Capitolo 1 - Il Bosco Sussurrante
C'era una volta un piccolo coniglietto di nome Tobia, dal pelo bianco come la neve e gli occhi lucidi come due perle. Tobia viveva nel Bosco Sussurrante, un luogo dove ogni albero raccontava storie e ogni fiore sorrideva al sole. Tobia amava ascoltare i sussurri del vento e saltellare tra i cespugli morbidi come nuvole di zucchero.
Un giorno, mentre Tobia giocava a nascondino con le farfalle, udì un fruscio diverso. Era la voce di Sofia la tartaruga, lenta e saggia, che diceva: “Tobia, il ruscello del bosco si è fermato! Senza l'acqua, i fiori sono tristi e gli uccellini non cantano più.” Tobia si avvicinò e vide che davvero il piccolo fiume era diventato silenzioso come una notte senza luna.
“Dobbiamo aiutare il bosco!” disse Tobia con coraggio. “Chi viene con me?” Dal cespuglio spuntò Leo il topolino, veloce come una freccia, e poco dopo arrivò anche Marta la civetta, che vedeva tutto dall'alto e conosceva ogni segreto del bosco.
“Allora andiamo insieme,” disse Tobia, con il cuore che batteva forte come un tamburo. Gli amici si presero per zampa, zampetta e ala, e partirono per la loro missione, camminando piano piano come una filastrocca dolce.

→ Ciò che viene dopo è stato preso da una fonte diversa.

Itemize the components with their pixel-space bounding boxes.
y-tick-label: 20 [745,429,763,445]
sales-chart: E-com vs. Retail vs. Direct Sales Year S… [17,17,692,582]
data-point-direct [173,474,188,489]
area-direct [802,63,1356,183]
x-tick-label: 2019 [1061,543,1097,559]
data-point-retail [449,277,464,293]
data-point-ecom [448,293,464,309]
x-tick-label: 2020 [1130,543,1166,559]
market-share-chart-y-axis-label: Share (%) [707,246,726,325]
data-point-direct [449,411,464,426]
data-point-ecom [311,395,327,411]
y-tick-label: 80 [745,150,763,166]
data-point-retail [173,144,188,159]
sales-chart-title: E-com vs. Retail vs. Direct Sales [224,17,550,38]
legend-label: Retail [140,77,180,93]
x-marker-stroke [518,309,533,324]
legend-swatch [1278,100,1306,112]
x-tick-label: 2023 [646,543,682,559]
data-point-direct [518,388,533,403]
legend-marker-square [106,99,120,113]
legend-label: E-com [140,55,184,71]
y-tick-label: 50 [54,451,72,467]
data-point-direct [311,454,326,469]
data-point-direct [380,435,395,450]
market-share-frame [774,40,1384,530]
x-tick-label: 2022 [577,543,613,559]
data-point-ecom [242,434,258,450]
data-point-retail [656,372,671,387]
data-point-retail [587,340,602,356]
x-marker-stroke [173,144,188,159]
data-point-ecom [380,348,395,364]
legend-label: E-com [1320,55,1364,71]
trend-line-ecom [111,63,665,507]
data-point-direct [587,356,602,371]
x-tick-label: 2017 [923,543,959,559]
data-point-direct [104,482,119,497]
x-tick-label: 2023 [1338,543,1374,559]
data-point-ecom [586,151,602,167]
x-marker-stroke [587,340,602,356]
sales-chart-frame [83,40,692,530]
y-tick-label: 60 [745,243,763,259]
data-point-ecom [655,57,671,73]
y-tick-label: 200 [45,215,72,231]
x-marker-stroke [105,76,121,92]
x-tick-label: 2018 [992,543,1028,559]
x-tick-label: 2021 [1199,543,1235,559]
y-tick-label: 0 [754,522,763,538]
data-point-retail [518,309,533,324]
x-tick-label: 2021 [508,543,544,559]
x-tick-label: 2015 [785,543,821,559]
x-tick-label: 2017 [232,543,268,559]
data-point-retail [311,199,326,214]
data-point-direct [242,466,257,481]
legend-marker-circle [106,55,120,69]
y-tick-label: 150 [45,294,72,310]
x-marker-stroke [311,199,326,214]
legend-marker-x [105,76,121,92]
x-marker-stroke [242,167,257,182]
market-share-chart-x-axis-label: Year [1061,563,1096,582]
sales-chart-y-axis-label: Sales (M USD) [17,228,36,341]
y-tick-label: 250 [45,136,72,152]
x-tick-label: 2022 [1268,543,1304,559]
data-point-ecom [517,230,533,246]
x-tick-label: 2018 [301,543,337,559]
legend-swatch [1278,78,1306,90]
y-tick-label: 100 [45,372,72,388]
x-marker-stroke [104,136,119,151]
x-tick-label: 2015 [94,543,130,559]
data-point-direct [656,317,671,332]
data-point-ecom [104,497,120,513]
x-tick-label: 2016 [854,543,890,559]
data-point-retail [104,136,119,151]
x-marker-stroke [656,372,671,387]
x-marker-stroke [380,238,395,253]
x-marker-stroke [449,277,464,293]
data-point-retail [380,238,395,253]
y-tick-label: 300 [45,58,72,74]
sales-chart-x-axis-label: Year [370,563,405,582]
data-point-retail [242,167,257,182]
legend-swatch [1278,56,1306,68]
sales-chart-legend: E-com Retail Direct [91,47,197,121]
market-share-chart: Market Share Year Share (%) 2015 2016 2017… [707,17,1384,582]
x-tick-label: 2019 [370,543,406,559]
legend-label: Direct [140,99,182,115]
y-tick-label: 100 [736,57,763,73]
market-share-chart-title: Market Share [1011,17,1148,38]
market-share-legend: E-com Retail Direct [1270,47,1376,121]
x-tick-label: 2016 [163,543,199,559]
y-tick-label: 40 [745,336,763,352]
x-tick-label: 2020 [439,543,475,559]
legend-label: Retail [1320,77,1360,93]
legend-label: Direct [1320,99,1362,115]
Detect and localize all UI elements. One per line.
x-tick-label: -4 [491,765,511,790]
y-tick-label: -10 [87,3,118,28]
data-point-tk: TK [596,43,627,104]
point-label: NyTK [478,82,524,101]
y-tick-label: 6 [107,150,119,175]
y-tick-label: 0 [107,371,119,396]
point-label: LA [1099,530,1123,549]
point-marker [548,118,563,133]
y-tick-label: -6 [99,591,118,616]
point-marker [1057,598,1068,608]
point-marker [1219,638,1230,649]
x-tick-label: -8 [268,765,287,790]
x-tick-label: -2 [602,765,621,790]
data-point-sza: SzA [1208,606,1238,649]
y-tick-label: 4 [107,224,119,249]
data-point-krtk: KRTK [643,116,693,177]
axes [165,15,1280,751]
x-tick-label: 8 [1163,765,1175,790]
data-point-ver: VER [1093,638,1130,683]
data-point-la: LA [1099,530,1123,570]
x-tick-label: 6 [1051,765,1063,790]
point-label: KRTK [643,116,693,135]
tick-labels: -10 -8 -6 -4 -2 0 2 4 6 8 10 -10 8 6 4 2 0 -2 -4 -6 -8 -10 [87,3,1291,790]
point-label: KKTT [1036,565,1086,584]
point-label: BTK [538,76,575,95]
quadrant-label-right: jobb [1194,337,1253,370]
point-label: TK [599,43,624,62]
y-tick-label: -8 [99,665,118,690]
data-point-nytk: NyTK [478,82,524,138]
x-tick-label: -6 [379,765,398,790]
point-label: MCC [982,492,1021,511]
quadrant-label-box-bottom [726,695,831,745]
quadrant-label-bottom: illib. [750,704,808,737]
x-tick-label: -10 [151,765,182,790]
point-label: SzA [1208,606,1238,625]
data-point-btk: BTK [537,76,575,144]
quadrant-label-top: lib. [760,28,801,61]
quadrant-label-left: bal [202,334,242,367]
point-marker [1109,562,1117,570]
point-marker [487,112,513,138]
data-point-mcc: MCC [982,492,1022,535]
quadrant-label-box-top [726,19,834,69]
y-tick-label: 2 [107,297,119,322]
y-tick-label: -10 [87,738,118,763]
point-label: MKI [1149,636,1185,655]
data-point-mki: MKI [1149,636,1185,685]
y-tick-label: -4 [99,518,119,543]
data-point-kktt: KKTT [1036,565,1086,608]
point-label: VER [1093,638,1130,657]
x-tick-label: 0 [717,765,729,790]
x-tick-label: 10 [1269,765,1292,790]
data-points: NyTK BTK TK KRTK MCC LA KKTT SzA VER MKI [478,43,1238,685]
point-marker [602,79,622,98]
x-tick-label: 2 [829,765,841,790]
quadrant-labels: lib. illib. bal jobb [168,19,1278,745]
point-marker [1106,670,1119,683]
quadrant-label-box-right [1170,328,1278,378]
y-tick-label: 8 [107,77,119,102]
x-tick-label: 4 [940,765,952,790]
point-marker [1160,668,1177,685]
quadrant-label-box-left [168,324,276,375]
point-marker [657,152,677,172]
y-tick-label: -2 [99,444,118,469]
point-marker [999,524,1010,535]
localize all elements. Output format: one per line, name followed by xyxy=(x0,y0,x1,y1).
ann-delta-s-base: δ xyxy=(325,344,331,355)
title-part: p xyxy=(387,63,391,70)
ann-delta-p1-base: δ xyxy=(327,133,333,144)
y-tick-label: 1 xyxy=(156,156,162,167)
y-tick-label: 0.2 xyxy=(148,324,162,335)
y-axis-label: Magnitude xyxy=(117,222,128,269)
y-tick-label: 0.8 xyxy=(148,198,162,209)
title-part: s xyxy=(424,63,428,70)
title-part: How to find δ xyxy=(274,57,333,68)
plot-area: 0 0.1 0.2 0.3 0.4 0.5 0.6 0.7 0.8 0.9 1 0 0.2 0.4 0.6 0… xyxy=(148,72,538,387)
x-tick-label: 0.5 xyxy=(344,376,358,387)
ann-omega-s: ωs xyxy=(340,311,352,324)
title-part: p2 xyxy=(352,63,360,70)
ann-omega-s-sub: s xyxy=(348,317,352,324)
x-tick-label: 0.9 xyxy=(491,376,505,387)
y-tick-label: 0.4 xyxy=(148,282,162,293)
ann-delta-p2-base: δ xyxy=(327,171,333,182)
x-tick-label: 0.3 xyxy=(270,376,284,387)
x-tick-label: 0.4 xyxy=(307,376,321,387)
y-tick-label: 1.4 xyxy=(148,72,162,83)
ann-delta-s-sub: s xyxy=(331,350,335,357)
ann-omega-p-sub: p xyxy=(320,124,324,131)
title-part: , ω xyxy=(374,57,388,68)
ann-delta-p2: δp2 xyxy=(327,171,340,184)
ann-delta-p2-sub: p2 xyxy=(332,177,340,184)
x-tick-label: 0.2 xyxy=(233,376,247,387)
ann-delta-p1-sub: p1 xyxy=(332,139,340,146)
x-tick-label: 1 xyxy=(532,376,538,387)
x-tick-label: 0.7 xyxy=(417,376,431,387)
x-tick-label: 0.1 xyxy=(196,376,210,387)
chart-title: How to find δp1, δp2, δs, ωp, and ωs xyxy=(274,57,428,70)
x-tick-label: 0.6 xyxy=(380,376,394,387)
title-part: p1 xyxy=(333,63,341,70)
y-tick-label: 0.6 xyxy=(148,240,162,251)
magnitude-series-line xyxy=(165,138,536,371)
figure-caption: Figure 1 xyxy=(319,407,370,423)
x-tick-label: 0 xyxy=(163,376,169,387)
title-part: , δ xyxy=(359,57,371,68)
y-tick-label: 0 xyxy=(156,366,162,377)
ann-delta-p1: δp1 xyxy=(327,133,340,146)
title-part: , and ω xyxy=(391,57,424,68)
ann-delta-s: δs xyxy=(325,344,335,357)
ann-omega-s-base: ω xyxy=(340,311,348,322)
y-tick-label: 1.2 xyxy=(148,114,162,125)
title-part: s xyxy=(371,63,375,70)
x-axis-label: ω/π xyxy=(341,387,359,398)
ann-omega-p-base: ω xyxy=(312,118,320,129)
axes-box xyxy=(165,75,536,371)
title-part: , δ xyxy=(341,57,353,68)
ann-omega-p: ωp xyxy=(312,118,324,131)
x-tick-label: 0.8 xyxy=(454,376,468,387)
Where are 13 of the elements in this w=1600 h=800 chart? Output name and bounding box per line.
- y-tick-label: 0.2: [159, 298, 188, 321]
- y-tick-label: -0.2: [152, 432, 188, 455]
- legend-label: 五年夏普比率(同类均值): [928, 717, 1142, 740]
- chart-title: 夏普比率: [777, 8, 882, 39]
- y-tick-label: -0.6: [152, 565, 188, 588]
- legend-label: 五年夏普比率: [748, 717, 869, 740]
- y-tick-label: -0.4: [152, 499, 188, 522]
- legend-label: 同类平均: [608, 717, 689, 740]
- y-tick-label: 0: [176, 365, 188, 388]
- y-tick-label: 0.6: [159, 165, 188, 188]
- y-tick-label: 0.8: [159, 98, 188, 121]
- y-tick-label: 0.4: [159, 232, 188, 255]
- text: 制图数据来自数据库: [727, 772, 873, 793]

Capitolo 2 - La Grande Avventura
Il gruppetto camminava sotto il sole dorato, tra fili d'erba che sembravano abbracci e margherite che facevano l'inchino al loro passaggio. Arrivarono presto vicino al ruscello fermo. Tobia si avvicinò e disse: “Caro ruscello, perché sei così silenzioso oggi?”
Il ruscello sussurrò piano piano: “Un grosso ramo mi blocca, non riesco a scorrere!” Tobia guardò gli amici. “Possiamo farcela insieme!” disse.
Leo provò a spingere il ramo con le sue zampine agili. “Forza, forza!” gridava. Tobia lo aiutava, spingendo con tutta la sua forza di coniglietto. Sofia, con la sua calma, suggeriva: “Tutti insieme, possiamo essere forti come una montagna!” Marta volava sopra di loro e incoraggiava: “Siete bravissimi! Non mollate!”
Piano piano, con tanta pazienza e un po' di magia dell'amicizia, il ramo si mosse. Il ruscello fece una risatina d'acqua e cominciò a scorrere di nuovo, felice come un bambino che gioca.
“Ce l'abbiamo fatta!” gridò Tobia, saltando in alto. Leo ballava, Sofia sorrideva e Marta faceva piccoli cerchi nel cielo. L'acqua tornò a bagnare i fiori, che si svegliarono e danzarono al vento. Gli uccellini ripresero a cantare, allegri come flauti.
Capitolo 3 - Una Lezione del Bosco
Il bosco era felice e tutti gli animali vennero a ringraziare Tobia e i suoi amici. “Siete i nostri eroi!” disse la lepre. “Avete ridato la vita al bosco!” cantò il pettirosso.
Tobia guardò i suoi amici e disse: “Da soli, siamo come una piccola goccia. Insieme, siamo come un grande mare!” E tutti risero perché sapevano che era vero.
La sera, quando il sole si nascondeva dietro le colline, Tobia e i suoi amici si sedettero sotto un grande albero. Sofia disse: “Oggi abbiamo imparato che l'amicizia è la chiave che apre tutte le porte.” Leo aggiunse: “E che insieme, si può superare ogni difficoltà!” Marta concluse: “Il bosco è felice perché i suoi amici sono uniti.”
Tobia chiuse gli occhi, ascoltando il dolce canto del ruscello che ora scorreva sereno, come una ninna nanna. E mentre le stelle si accendevano nel cielo, tutti sussurrarono: “Buonanotte, bosco. Buonanotte, amici.”